Kate Purcell returned to the IER on 1st September 2006, having spent seven years as Professor of Employment Studies and Director of the Employment Studies Research Unit at Bristol Business School, the University of the West of England. She has spent two previous periods as a researcher at the Institute, from 1986-89 and 1996-99, and remained an Associate Fellow for most of the intervening periods. She retired at the end of December 2012 but continues to work part-time at the Institute.
With a background in sociology, she specialises in investigating the interface between labour markets and organisations, with a focus on changing employment boundaries.

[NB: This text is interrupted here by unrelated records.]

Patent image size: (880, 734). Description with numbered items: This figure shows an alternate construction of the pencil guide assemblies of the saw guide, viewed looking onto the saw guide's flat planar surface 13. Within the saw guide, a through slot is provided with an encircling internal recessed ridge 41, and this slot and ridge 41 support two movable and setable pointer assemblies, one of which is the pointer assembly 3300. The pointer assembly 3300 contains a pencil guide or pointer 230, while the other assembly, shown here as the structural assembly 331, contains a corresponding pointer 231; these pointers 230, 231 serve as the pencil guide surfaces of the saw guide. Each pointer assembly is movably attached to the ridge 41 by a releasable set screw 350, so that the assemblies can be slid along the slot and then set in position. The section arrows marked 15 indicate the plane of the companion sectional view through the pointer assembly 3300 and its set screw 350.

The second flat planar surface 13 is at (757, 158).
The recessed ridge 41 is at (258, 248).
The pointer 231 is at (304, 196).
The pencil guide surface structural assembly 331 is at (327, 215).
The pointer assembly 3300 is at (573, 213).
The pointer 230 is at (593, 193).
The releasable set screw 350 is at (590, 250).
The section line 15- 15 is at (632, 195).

At the core of her work is an interest in gender segmentation in employment and gender differences in career development, but increasingly, her research interests have been focused on change in occupational structure and in particular, the impact of higher education expansion on the labour market. Kate directed Futuretrack the most ambitious investigation of the relationship between higher education and employment ever undertaken, the core of a major initiative on career-making sponsored by the Higher Education Careers Services Unit (HECSU). The Futuretrack longitudinal study tracked 2005 and 2006 UK higher education applicants from the point of applying for full-time courses, through their higher education experience and into employment: see www.warwick.ac.uk/futuretrack). Her comparative international research work includes the current Economic and Social Research Council (ESRC) funded 'Pathfinder' project which will assess the impact of higher education expansion on economic restructuring, occupational change and access to opportunities in Brazil and India.
Kate has conducted a series of longitudinal studies of graduate transitions from higher education to employment and case study investigations of both graduates and employers, funded by a range of sponsors including HECSU, the ESRC, the Council for Industry and Higher Education and successive UK government departments responsible for employment, higher education and skills. She has published and lectured widely on her research, both nationally and internationally and served in a consultancy or advisory capacity to a range of labour market, research and higher educational stakeholder organisations.
Her main research interests are the impact of higher education expansion on the labour market in the UK, change in the occupational structure; gender segmentation in employment; gender differences in career development; employment flexibility and non standard work and development of more effective mixed-methods research. Consequently, her current ESRC-funded research, Precarious Pathways into Employment for Young People (www.warwick.ac.uk/paths2work) is an appropriate final project, since it includes consideration of all these areas.